Now playing at no theater near you or me (but available for streaming here and elsewhere).
Special thanks to the always incredible John Waters year-end list that made me aware of Haugerud’s trilogy - they were his number three for 2025, and so far they’re my number one in 2026.
No Other Choice
dir. Park Chan-wook
Park Chan-wook does a curious thing with his new thriller No Other Choice, a story that blends a satire of class struggle and morality with a dark comic premise. The premise is that Man-soo, a paper factory manager who “has it all,” is fired in his employer’s move to mechanize production. After hitting rock bottom he finds that rare job opening that would restore his class status, pay for his wife’s dancing lessons, and bring back the family dog they can no longer afford to feed. Then he creates a hit list of all the better possible candidates for the position that stand in his way. And the curious thing Park does with this premise is to frustrate it as much as possible, almost to an extent that threatens to halt the entire momentum of the film. I’m not sure how smoothly this “hit list” premise plays out in Donald Westlake’s source material for the film, the 1997 novel The Ax (also adapted into a 2005 film by Costa-Gavras, to whom No Other Choice is dedicated), but director Park revels in the opportunity to frustrate the expectations and find comedy in what might first seem like a predictable structure.

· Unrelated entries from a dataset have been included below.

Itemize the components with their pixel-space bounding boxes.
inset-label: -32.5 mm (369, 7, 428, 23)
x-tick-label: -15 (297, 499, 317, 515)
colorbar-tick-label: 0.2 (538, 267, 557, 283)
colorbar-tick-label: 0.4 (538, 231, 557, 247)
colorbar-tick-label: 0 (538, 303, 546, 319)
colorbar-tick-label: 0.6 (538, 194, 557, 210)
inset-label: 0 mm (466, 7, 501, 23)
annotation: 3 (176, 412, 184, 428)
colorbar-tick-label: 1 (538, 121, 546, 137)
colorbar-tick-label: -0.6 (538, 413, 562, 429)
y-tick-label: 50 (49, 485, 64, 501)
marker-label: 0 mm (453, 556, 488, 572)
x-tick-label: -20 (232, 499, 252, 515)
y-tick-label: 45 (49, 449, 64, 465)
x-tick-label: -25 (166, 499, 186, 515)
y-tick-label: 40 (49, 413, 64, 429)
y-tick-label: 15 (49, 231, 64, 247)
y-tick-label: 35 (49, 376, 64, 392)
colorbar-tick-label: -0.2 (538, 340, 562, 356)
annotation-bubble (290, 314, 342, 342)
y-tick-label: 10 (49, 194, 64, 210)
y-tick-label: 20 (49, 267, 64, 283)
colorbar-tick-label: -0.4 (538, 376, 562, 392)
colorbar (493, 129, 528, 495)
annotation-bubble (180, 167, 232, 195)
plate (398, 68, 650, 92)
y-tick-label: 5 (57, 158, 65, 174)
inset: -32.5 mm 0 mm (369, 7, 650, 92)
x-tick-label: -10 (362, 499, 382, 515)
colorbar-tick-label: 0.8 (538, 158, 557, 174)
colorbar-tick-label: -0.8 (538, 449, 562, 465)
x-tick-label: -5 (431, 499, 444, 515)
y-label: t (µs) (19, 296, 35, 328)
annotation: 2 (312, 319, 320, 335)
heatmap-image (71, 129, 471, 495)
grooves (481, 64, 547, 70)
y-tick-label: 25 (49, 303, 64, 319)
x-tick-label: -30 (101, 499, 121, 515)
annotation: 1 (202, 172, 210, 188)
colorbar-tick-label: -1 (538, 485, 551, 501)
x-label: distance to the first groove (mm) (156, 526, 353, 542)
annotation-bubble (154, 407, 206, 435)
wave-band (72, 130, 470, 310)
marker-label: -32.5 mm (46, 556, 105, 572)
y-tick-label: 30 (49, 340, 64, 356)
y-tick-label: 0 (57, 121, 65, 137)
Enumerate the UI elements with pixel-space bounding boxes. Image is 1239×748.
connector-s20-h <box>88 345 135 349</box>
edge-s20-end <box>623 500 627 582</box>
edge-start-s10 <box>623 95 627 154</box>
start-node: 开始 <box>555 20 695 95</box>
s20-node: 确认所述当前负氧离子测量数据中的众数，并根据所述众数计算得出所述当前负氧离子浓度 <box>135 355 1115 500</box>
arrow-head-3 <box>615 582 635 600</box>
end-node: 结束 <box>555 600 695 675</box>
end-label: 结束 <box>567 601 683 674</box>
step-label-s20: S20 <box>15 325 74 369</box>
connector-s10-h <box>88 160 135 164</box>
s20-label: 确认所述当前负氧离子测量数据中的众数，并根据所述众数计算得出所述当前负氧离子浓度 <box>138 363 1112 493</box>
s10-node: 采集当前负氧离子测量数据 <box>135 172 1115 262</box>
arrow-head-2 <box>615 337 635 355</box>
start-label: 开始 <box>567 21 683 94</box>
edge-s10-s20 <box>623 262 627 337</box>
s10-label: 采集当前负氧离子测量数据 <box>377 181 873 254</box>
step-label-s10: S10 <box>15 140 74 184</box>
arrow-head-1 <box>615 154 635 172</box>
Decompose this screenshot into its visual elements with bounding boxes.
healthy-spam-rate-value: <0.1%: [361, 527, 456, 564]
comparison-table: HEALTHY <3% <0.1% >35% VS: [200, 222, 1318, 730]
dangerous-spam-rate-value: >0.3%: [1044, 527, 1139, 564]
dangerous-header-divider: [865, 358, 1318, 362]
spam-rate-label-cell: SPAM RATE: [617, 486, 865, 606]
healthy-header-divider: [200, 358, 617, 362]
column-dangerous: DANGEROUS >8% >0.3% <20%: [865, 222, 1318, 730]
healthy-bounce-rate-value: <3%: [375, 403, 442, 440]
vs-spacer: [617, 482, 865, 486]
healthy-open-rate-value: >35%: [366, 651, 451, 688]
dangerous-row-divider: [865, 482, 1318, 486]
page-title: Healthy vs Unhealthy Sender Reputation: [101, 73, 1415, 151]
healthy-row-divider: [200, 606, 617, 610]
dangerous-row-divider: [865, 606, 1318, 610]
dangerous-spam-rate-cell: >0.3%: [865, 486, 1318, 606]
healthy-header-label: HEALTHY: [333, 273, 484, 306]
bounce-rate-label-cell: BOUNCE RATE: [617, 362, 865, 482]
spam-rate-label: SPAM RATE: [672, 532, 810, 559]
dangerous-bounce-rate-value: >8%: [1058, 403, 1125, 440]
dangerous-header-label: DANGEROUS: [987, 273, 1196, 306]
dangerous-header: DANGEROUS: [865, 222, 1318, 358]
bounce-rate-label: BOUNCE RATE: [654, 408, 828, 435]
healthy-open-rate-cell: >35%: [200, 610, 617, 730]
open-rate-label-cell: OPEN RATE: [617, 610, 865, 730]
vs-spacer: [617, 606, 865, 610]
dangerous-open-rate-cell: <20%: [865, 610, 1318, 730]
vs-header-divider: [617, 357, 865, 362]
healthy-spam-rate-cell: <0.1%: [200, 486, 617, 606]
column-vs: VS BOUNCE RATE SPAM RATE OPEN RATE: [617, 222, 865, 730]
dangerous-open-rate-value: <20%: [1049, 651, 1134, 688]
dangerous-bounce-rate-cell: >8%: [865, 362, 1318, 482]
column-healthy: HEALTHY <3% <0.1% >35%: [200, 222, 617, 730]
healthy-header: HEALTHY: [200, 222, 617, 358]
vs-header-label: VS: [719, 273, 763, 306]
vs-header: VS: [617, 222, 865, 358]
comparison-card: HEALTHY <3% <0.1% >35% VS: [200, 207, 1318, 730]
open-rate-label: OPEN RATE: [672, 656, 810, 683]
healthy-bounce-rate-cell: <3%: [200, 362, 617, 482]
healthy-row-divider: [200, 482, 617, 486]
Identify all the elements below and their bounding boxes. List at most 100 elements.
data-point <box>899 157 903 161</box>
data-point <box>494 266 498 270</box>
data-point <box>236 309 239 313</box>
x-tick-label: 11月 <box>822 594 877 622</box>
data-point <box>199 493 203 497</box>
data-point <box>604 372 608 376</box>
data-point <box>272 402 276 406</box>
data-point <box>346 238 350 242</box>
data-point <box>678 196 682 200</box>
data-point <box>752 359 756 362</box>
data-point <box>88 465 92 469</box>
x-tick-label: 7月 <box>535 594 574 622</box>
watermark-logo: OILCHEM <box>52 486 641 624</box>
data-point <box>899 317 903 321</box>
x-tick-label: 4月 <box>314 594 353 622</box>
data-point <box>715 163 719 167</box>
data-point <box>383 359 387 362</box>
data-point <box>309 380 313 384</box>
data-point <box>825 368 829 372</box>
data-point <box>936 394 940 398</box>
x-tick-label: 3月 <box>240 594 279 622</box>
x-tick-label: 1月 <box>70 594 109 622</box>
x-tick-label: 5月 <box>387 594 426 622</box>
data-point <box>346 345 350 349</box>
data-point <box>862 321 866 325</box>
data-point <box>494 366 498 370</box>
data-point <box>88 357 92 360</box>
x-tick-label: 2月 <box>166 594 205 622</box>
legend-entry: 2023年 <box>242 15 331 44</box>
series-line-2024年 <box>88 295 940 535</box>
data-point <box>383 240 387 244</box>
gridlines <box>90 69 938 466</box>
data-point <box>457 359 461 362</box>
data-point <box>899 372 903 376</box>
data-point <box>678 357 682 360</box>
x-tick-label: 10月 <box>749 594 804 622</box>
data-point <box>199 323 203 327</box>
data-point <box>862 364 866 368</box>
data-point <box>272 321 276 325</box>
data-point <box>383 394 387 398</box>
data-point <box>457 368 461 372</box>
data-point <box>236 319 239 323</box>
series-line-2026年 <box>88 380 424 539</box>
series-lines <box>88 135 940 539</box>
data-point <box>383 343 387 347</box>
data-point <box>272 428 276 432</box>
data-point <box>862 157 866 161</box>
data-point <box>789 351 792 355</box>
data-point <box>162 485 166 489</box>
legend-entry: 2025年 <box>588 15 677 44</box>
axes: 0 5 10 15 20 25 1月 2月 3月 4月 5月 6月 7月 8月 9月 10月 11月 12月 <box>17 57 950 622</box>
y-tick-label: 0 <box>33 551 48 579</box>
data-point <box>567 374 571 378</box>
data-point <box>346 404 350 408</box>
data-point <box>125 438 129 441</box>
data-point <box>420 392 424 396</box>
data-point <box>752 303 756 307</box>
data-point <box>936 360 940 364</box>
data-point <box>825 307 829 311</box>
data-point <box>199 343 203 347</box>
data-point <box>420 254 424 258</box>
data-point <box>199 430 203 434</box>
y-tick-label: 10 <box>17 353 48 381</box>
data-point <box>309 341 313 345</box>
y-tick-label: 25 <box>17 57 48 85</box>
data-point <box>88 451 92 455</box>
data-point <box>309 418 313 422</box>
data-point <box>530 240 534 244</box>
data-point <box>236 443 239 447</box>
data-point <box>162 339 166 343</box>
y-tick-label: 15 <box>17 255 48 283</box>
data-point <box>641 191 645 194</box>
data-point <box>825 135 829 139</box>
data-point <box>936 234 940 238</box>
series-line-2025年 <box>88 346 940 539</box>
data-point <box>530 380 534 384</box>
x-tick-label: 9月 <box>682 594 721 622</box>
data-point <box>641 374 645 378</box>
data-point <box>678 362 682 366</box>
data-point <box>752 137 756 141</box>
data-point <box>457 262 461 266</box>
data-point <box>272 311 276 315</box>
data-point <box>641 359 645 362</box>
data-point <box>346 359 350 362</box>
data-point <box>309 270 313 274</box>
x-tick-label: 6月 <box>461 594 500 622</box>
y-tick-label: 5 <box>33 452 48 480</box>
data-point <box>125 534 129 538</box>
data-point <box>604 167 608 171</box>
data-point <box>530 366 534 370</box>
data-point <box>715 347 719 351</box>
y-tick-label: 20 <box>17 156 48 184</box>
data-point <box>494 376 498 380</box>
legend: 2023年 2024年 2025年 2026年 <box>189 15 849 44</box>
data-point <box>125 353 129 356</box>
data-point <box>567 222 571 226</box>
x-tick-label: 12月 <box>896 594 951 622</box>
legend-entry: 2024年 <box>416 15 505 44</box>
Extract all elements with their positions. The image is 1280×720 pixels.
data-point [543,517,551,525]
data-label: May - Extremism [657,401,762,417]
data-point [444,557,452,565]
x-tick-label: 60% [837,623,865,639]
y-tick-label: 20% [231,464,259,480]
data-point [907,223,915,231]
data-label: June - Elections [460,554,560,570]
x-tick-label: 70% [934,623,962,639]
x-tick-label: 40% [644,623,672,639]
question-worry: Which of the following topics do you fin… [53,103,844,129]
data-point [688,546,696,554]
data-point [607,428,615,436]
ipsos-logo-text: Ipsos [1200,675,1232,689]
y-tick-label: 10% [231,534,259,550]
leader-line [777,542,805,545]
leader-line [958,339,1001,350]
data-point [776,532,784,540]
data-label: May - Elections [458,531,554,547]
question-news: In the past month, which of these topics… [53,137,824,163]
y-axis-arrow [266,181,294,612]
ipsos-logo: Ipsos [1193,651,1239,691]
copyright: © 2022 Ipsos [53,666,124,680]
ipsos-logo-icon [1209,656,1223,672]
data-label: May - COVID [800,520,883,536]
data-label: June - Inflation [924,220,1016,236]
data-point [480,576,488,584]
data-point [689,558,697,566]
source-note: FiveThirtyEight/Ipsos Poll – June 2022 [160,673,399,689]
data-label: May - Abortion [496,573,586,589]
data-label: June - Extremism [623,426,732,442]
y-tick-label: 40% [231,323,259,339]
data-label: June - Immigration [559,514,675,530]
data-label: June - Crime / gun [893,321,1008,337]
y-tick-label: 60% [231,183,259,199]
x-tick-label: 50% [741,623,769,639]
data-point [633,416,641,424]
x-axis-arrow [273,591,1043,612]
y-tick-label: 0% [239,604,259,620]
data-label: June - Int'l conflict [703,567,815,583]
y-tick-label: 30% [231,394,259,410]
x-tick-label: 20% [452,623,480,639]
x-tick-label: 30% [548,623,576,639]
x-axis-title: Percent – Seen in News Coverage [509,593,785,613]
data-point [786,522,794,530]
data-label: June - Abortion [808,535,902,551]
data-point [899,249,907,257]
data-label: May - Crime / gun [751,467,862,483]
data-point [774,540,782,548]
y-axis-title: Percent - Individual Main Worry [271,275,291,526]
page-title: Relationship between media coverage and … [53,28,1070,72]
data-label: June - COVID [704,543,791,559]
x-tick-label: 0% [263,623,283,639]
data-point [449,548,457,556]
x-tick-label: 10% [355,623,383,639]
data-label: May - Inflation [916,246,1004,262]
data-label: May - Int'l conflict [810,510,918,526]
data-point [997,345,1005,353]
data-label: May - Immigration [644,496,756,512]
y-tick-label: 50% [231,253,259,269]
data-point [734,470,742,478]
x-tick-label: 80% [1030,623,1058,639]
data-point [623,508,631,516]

In No Other Choice, as with Park Chan-Wook’s excellent previous film Decision to Leave (you can read my ESN review from 2022 here, which contains a bit more context on his career and filmography), the technique of this master director goes beyond simply upsetting the predictable, creating a combination of seasoned directorial technique and ambition into a grand design that thrills scene-to-scene, beat-by-beat. In fact, No Other Choice seems to be juggling more elements than is typical for the director, and in collaboration with cinematographer Kim Woo-hyung (who also worked with Park on the 2018 mini-series The Little Drummer Girl) seems to approach each scene and set piece with a sort of liberated enthusiasm. One wonders whether the whole thing is going to collapse under the weight of it’s ideas, symbols, and continually unfolding architecture—something like what happened with Park’s collaborator and friend Bong Joon-ho’s last film Mickey 17—but No Other Choice, despite some on-the-nose dialogue here and there, keeps finding visual ideas that hold everything together through the final frames. The rainy skies Park loves so much ultimately clear for our protagonist Man-soo, but the climate of his soul is another question.
Like Bong’s Parasite, No Other Choice is concerned with the crushing class divide in Korean culture, but where Parasite is focused on the chasm of wealth and privilege dividing the two (and ultimately three) families central to the story, No Other Choice is focused on how thin the line is between the haves and have-nots, marked by the meta-absurdity of whether or not Man-soo’s family can retain their Netflix subscription. But the added satirical element in No Other Choice has to do with the actual villain of the film. Man-soo is about as hopeless as they come as a killer, and spends much of the film comically failing every mark on his list. His ability to wipe out the competition is nothing compared to the AI automation that ultimately triumphs, consuming any bit of moral fiber left in Man-soo with it, just as it’s voraciously doing to a large swath of culture currently.